In contrast to that picture, Kincaid believes the middle age of her own life was the right time to come back to fiction. Her talent was always obvious: as a north Florida teenager at Virginia Tech, her writing was praised by her first fiction teacher, eminent novelist John Edgar Wideman.

"He was the one—bless his heart—who, without even meaning to, set me free to write about race."

The attention of Wideman and other professors was thrilling. "One of them asked me to give a reading—I had never even heard of such a thing—so he read my stuff, and I sat in the audience and listened. When you see people listening to language that is yours, there's just nothing like it, really."

But it scared her, too, because she didn't know how to integrate her fiction, with its "stamp of truth," with the good girl she wanted to be. She fled, dropping out of school and marrying.

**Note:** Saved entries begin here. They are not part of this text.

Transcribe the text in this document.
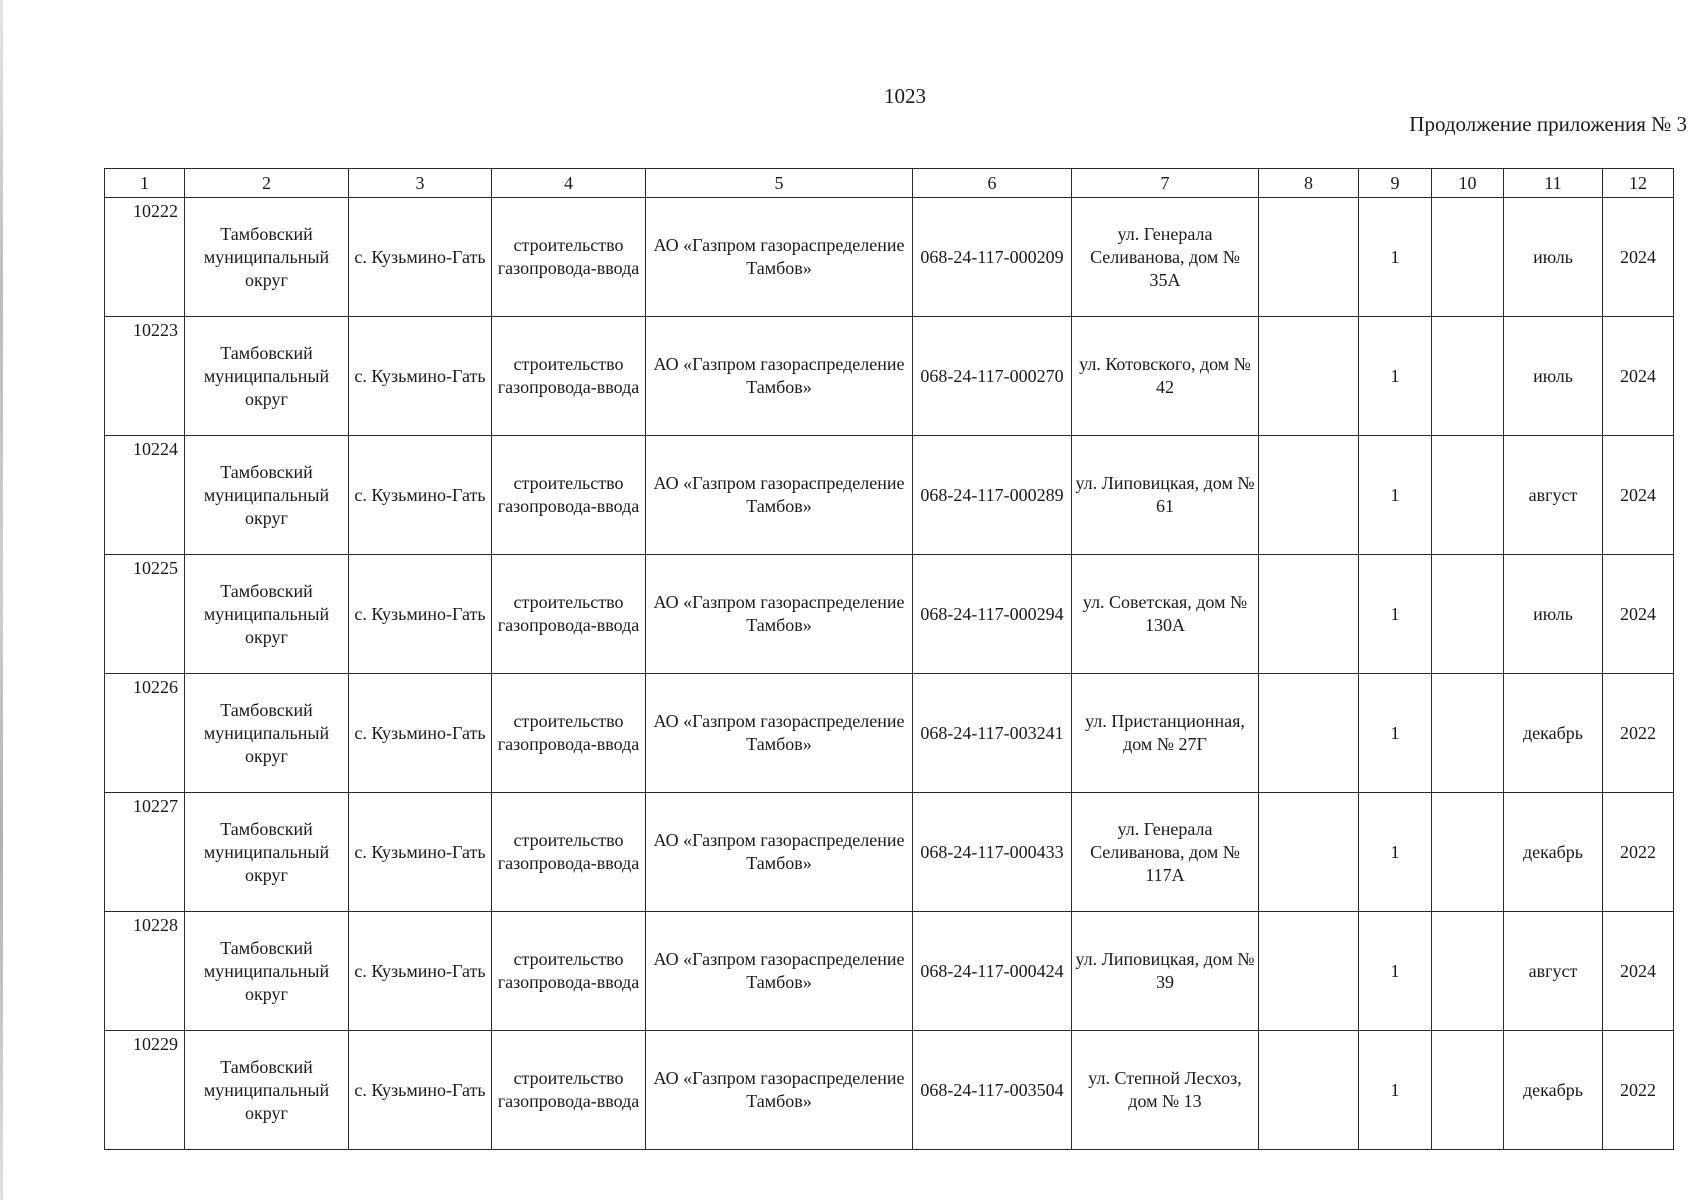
1023
Продолжение приложения № 3
1	2	3	4	5	6	7	8	9	10	11	12
10222	Тамбовский муниципальный округ	с. Кузьмино-Гать	строительство газопровода-ввода	АО «Газпром газораспределение Тамбов»	068-24-117-000209	ул. Генерала Селиванова, дом № 35А		1		июль	2024
10223	Тамбовский муниципальный округ	с. Кузьмино-Гать	строительство газопровода-ввода	АО «Газпром газораспределение Тамбов»	068-24-117-000270	ул. Котовского, дом № 42		1		июль	2024
10224	Тамбовский муниципальный округ	с. Кузьмино-Гать	строительство газопровода-ввода	АО «Газпром газораспределение Тамбов»	068-24-117-000289	ул. Липовицкая, дом № 61		1		август	2024
10225	Тамбовский муниципальный округ	с. Кузьмино-Гать	строительство газопровода-ввода	АО «Газпром газораспределение Тамбов»	068-24-117-000294	ул. Советская, дом № 130А		1		июль	2024
10226	Тамбовский муниципальный округ	с. Кузьмино-Гать	строительство газопровода-ввода	АО «Газпром газораспределение Тамбов»	068-24-117-003241	ул. Пристанционная, дом № 27Г		1		декабрь	2022
10227	Тамбовский муниципальный округ	с. Кузьмино-Гать	строительство газопровода-ввода	АО «Газпром газораспределение Тамбов»	068-24-117-000433	ул. Генерала Селиванова, дом № 117А		1		декабрь	2022
10228	Тамбовский муниципальный округ	с. Кузьмино-Гать	строительство газопровода-ввода	АО «Газпром газораспределение Тамбов»	068-24-117-000424	ул. Липовицкая, дом № 39		1		август	2024
10229	Тамбовский муниципальный округ	с. Кузьмино-Гать	строительство газопровода-ввода	АО «Газпром газораспределение Тамбов»	068-24-117-003504	ул. Степной Лесхоз, дом № 13		1		декабрь	2022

"I thought, forget writing, I'll make casseroles. It's funny, because I think of myself as such an awakened woman, but I really see how I struggled between waking up and staying asleep."

Now, she says, she knows that "You need to write through the fear." But she doesn't begrudge herself the circuitous journey she took to arrive where she is.

"Here's the thing I'm so grateful for: writing will wait for you, if you are slow coming to it, as I was. Even when you're not writing, you're processing. Those years are not wasted—they're so much about getting ready. If you have a talent or gift in some direction, you almost can't decide not to use it."